- Born: Yi Il-nam 2 April 1960 Pyongyang, North Korea
- Died: 25 February 1997 (aged 36) Seongnam, South Korea
- Known for: Defection to South Korea
- Parent(s): Seong Hye-rang (mother) Lee Tae-soon (father)

Korean name
- Hangul: 이한영
- Hanja: 李韓永
- RR: I Hanyeong
- MR: I Hanyŏng

Former name
- Hangul: 리일남
- Hanja: 李一男
- RR: Ri Ilnam
- MR: Ri Illam

= Yi Han-yong =

North Korean defector (1960–1997)

Yi Han-yeong (2 April 1960 – 25 February 1997), birth name Ri Il-nam, was a North Korean defector who was the nephew of the country's leader, Kim Jong Il. After his defection in 1982, he went into hiding for a number of years, before going public in support of Seong Hye-rim, his aunt and Kim's mistress or wife, and wrote a book about his experiences in exile, after which he was murdered by unknown assailants.

==Early life==
Yi's mother, Seong Hye-rang, raised Kim Jong Il's and her younger sister Hye-rim's son Kim Jong-nam alongside Yi and Yi's sister Nam-ok at a secluded villa outside of Pyongyang in order to keep Jong-nam's parentage a secret from Kim Il Sung. Song Hye-rim is described as the former wife of Kim Jong Il, though it is unclear whether they were actually married.

Yi went abroad to Moscow for a university education, and then defected to South Korea in 1982 while studying at a language school in Switzerland.

His defection in 1982 had been kept secret due to his connections. He underwent plastic surgery and changed his name to conceal his identity. His identity was revealed when he had told newspapers he was financially supporting his aunt's defection who was in Moscow.

==Life in South Korea==
His life in the South was troubled. He first studied drama at Hanyang University, and married in 1988; however, in March 1993, a construction company he started went bankrupt, and he was jailed for 10 months on charges of embezzlement. In 1996, due to his ongoing financial difficulties, Yi made his identity as Kim Jong Il's nephew known publicly, selling the story of his aunt Song Hye-rim's exile in Moscow to South Korean newspapers, and then publishing a book about his experiences entitled Taedong River Royal Family.

==Death by shooting==
Yi was shot on 15 February 1997 near his home in Bundang, Seongnam by two assailants who were never caught; they were suspected of being members of the Korean People's Army's Special Forces based on analysis of the bullets taken from Yi's body, which were fired from a Belgian-made Browning pistol. He was taken to hospital and kept on life-support, but succumbed to his wounds ten days later (25 February).
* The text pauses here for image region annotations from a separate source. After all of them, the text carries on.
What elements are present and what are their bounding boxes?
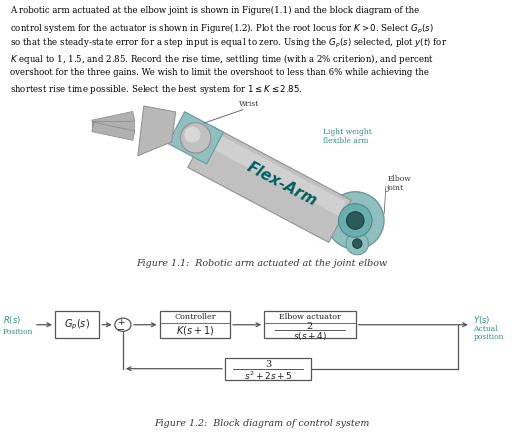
Text: Controller: Controller: [174, 313, 215, 321]
Circle shape: [185, 127, 200, 143]
Circle shape: [180, 123, 211, 153]
Text: $K$ equal to 1, 1.5, and 2.85. Record the rise time, settling time (with a 2% cr: $K$ equal to 1, 1.5, and 2.85. Record th…: [10, 52, 435, 66]
Text: 2: 2: [307, 321, 313, 331]
Text: control system for the actuator is shown in Figure(1.2). Plot the root locus for: control system for the actuator is shown…: [10, 21, 435, 35]
Text: A robotic arm actuated at the elbow joint is shown in Figure(1.1) and the block : A robotic arm actuated at the elbow join…: [10, 6, 420, 15]
Text: Light weight
flexible arm: Light weight flexible arm: [323, 128, 372, 145]
Text: 3: 3: [265, 360, 271, 369]
Text: $K(s+1)$: $K(s+1)$: [176, 324, 214, 337]
Text: Figure 1.1:  Robotic arm actuated at the joint elbow: Figure 1.1: Robotic arm actuated at the …: [136, 259, 387, 268]
Text: +: +: [117, 318, 124, 327]
Text: Elbow
joint: Elbow joint: [387, 175, 411, 192]
Text: $Y(s)$: $Y(s)$: [473, 314, 491, 325]
Polygon shape: [168, 112, 223, 164]
Text: $s(s+4)$: $s(s+4)$: [293, 330, 327, 342]
Polygon shape: [92, 121, 134, 131]
Bar: [55, 311, 99, 338]
Text: Flex-Arm: Flex-Arm: [244, 159, 319, 208]
Text: shortest rise time possible. Select the best system for $1 \leq K \leq 2.85$.: shortest rise time possible. Select the …: [10, 83, 303, 96]
Bar: [225, 357, 311, 380]
Polygon shape: [92, 111, 135, 130]
Circle shape: [338, 204, 372, 237]
Polygon shape: [188, 125, 351, 242]
Text: $s^2+2s+5$: $s^2+2s+5$: [244, 369, 292, 382]
Polygon shape: [92, 122, 135, 140]
Text: Elbow actuator: Elbow actuator: [279, 313, 341, 321]
Bar: [160, 311, 230, 338]
Text: Actual: Actual: [473, 325, 498, 333]
Text: Position: Position: [3, 328, 33, 336]
Text: $G_p(s)$: $G_p(s)$: [64, 318, 90, 332]
Circle shape: [346, 233, 368, 255]
Text: so that the steady-state error for a step input is equal to zero. Using the $G_p: so that the steady-state error for a ste…: [10, 37, 448, 50]
Text: position: position: [473, 333, 504, 341]
Polygon shape: [138, 106, 176, 156]
Text: −: −: [117, 325, 125, 335]
Text: overshoot for the three gains. We wish to limit the overshoot to less than 6% wh: overshoot for the three gains. We wish t…: [10, 67, 429, 77]
Text: $R(s)$: $R(s)$: [3, 314, 20, 325]
Text: Wrist: Wrist: [240, 100, 260, 108]
Text: Figure 1.2:  Block diagram of control system: Figure 1.2: Block diagram of control sys…: [154, 420, 369, 428]
Polygon shape: [204, 131, 346, 216]
Bar: [264, 311, 356, 338]
Circle shape: [347, 212, 364, 229]
Circle shape: [115, 318, 131, 331]
Circle shape: [326, 192, 384, 249]
Circle shape: [353, 239, 362, 248]
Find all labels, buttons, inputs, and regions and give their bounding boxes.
South Korean prime minister Lee Soo-sung initially stated that the attack was an act of retaliation for the defection of Hwang Jang-yop, who at the time was living in the South Korean embassy in Beijing. The publication of Yi's tell-all book and the defection of his mother in Switzerland the previous year may have served as additional factors in making him a target of the regime in the North. Others speculated at the time that his murder was not politically motivated, but was instead related to his gambling debts or a dispute with a lover.